"M jak miłość" odcinek 1759 - poniedziałek, 20.11.2023, o godz. 20.55 w TVP2
W 1759 odcinku "M jak miłość" Sylwia wreszcie zdobędzie się na odwagę i dojdzie do konfrontacji jej i Andrzeja. Przypomnijmy, że Kostecka cały czas wierzyła, że Budzyński skrzywdził, a może nawet zabił, jej przyjaciółkę i nie miała pojęcia, że została zmanipulowana przez Julię (Marta Chodorowska). Po tajemniczym zniknięciu Malickiej robiła wszystko, byle tylko zniszczyć prawnika. Napuściła na niego media, przez co mężczyzna tracił klientów kancelarii, a dla opinii publicznej stał się podejrzany. Każdy uważał, że Andrzej naprawdę mógł zniszczyć byłą kochankę, która tak naprawdę wypoczywała we Włoszech... Sylwia zrozumiała swój błąd dopiero po powrocie przyjaciółki do Polski, kiedy zorientowała się, że nic jej nie było, a po prostu wrabiała każdego i próbowała wsadzić Budzyńskiego za kraty jej rękoma! Julia wiedziała bowiem dobrze, że charakterek Sylwii nie pozwoli jej na pozostawienie sprawy zniknięcia "od tak". Nie przeliczyła się, ale Sylwia po jej powrocie nie chce mieć z nią nic wspólnego za wszystkie oszustwa!

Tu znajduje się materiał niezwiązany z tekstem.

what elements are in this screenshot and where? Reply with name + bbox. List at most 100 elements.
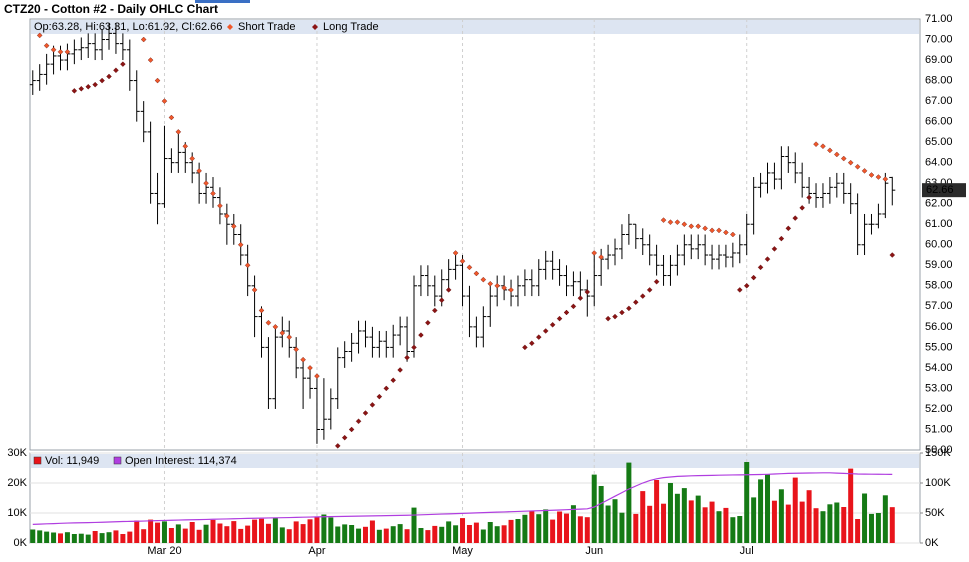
volume-bar	[806, 490, 812, 543]
trade-dot	[92, 81, 98, 88]
volume-bar	[584, 517, 590, 543]
trade-dot	[508, 287, 514, 293]
y-tick-label: 30K	[7, 447, 27, 459]
legend-label: Open Interest: 114,374	[125, 455, 237, 467]
volume-bar	[550, 519, 556, 543]
volume-bar	[314, 516, 320, 543]
y-tick-label: 71.00	[925, 13, 953, 25]
trade-dot	[175, 129, 182, 135]
chart-title: CTZ20 - Cotton #2 - Daily OHLC Chart	[4, 2, 218, 16]
volume-bar	[612, 499, 618, 543]
volume-bar	[827, 504, 833, 543]
volume-bar	[751, 497, 757, 543]
volume-bar	[626, 462, 632, 543]
volume-bar	[563, 513, 569, 543]
trade-dot	[889, 252, 896, 258]
trade-dot	[480, 276, 487, 283]
trade-dot	[113, 67, 119, 74]
volume-bar	[480, 529, 486, 543]
trade-dot	[265, 319, 272, 326]
ohlc-info: Op:63.28, Hi:63.31, Lo:61.92, Cl:62.66	[34, 21, 222, 33]
trade-dot	[348, 426, 355, 433]
volume-bar	[557, 511, 563, 543]
volume-bar	[217, 523, 223, 543]
trade-dot	[688, 223, 695, 230]
volume-bar	[383, 528, 389, 543]
trade-dot	[466, 264, 473, 271]
trade-dot	[203, 180, 209, 186]
trade-dot	[834, 151, 840, 158]
y2-tick-label: 50K	[925, 507, 945, 519]
volume-bar	[155, 522, 161, 543]
x-tick-label: May	[452, 545, 473, 557]
volume-bar	[834, 502, 840, 543]
volume-bar	[591, 474, 597, 543]
volume-bar	[196, 529, 202, 543]
trade-dot	[390, 377, 396, 384]
trade-dot	[840, 155, 847, 162]
trade-dot	[182, 143, 189, 150]
volume-bar	[487, 522, 493, 543]
trade-dot	[542, 328, 549, 334]
trade-dot	[445, 287, 452, 293]
trade-dot	[792, 215, 799, 221]
y-tick-label: 51.00	[925, 423, 953, 435]
trade-dot	[224, 213, 230, 219]
volume-bar	[141, 529, 147, 543]
volume-bar	[265, 523, 271, 543]
trade-dot	[868, 172, 875, 178]
volume-bar	[695, 495, 701, 543]
y-tick-label: 53.00	[925, 382, 953, 394]
volume-bar	[702, 507, 708, 543]
volume-bar	[376, 529, 382, 543]
trade-dot	[494, 283, 500, 289]
volume-bar	[619, 512, 625, 543]
trade-dot	[646, 287, 653, 293]
volume-header	[31, 454, 919, 468]
trade-dot	[563, 309, 570, 316]
legend-swatch	[227, 24, 233, 30]
trade-dot	[529, 340, 535, 347]
y-tick-label: 62.00	[925, 198, 953, 210]
trade-dot	[522, 344, 528, 351]
volume-bar	[300, 524, 306, 543]
volume-bar	[51, 532, 57, 543]
trade-dot	[882, 176, 889, 182]
volume-bar	[335, 526, 341, 543]
trade-dot	[667, 219, 674, 225]
volume-bar	[78, 533, 84, 543]
volume-bar	[245, 525, 251, 543]
volume-bar	[238, 528, 244, 543]
volume-bar	[508, 519, 514, 543]
trade-dot	[161, 98, 168, 104]
volume-bar	[501, 525, 507, 543]
volume-bar	[473, 522, 479, 543]
trade-dot	[750, 274, 757, 281]
volume-bar	[30, 529, 36, 543]
trade-dot	[639, 293, 646, 299]
trade-dot	[743, 283, 750, 289]
volume-bar	[723, 507, 729, 543]
volume-bar	[272, 518, 278, 543]
trade-dot	[806, 194, 812, 201]
trade-dot	[473, 270, 480, 277]
volume-bar	[577, 516, 583, 543]
volume-bar	[543, 509, 549, 543]
trade-dot	[210, 190, 216, 197]
volume-bar	[57, 533, 63, 543]
trade-dot	[577, 295, 584, 301]
volume-bar	[661, 503, 667, 543]
trade-dot	[432, 307, 438, 314]
volume-bar	[716, 511, 722, 543]
volume-bar	[453, 525, 459, 543]
volume-bar	[99, 533, 105, 543]
trade-dot	[847, 159, 854, 166]
trade-dot	[411, 344, 417, 351]
volume-bar	[771, 500, 777, 543]
volume-bar	[328, 517, 334, 543]
volume-bar	[175, 524, 181, 543]
y-tick-label: 58.00	[925, 280, 953, 292]
volume-bar	[640, 491, 646, 543]
volume-bar	[120, 534, 126, 543]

Dopiero w 1759 odcinku "M jak miłość" Sylwia zyska bardzo dobrą sposobność do tego, by wreszcie wyjaśnić z Andrzejem kilka spraw. To Anita (Melania Grzesiewicz) zaprosi kochankę Adama do siedliska, gdzie zostanie zorganizowana jego impreza urodzinowa. - Dzięki za zaproszenie, ale szczerze powiedziawszy nie wiem jak spojrzałabym w oczy Andrzejowi - przyzna Kostecka, kiedy Laskowska powie jej o przyjściu na imprezę.
- To może być dobra okazja do tego, żeby oczyścić atmosferę - przyzna Anita, co poskutkuje tym, że kobieta faktycznie zjawi się w siedlisku i poprosi Budzyńskiego o rozmowę.
Andrzej wybaczy Sylwii próbę zniszczenia jego życia?
- Andrzej, ja powinnam zrobić to już dawno... Bardzo cię za wszystko przepraszam! Za te obrzydliwą nagonkę, ja wiem, że to mnie nie tłumaczy, ale Julia mnie oszukała i wykorzystała! Ja nie sądziłam, że ona jest do tego zdolna - wydusi z siebie Sylwia w 1759 odcinku "M jak miłość".
- Sylwia, wiesz... Ja nie mam żalu, ale... - Andrzej nie tak łatwo wybaczy kochance Wernera.
- Ja nigdy jej tego nie wybaczę, ani sobie naiwności, przepraszam - przyzna Sylwia, ale chociaż mąż Magdy doceni szczerość, nie tak od razu zapomni o wszystkim co go spotkało.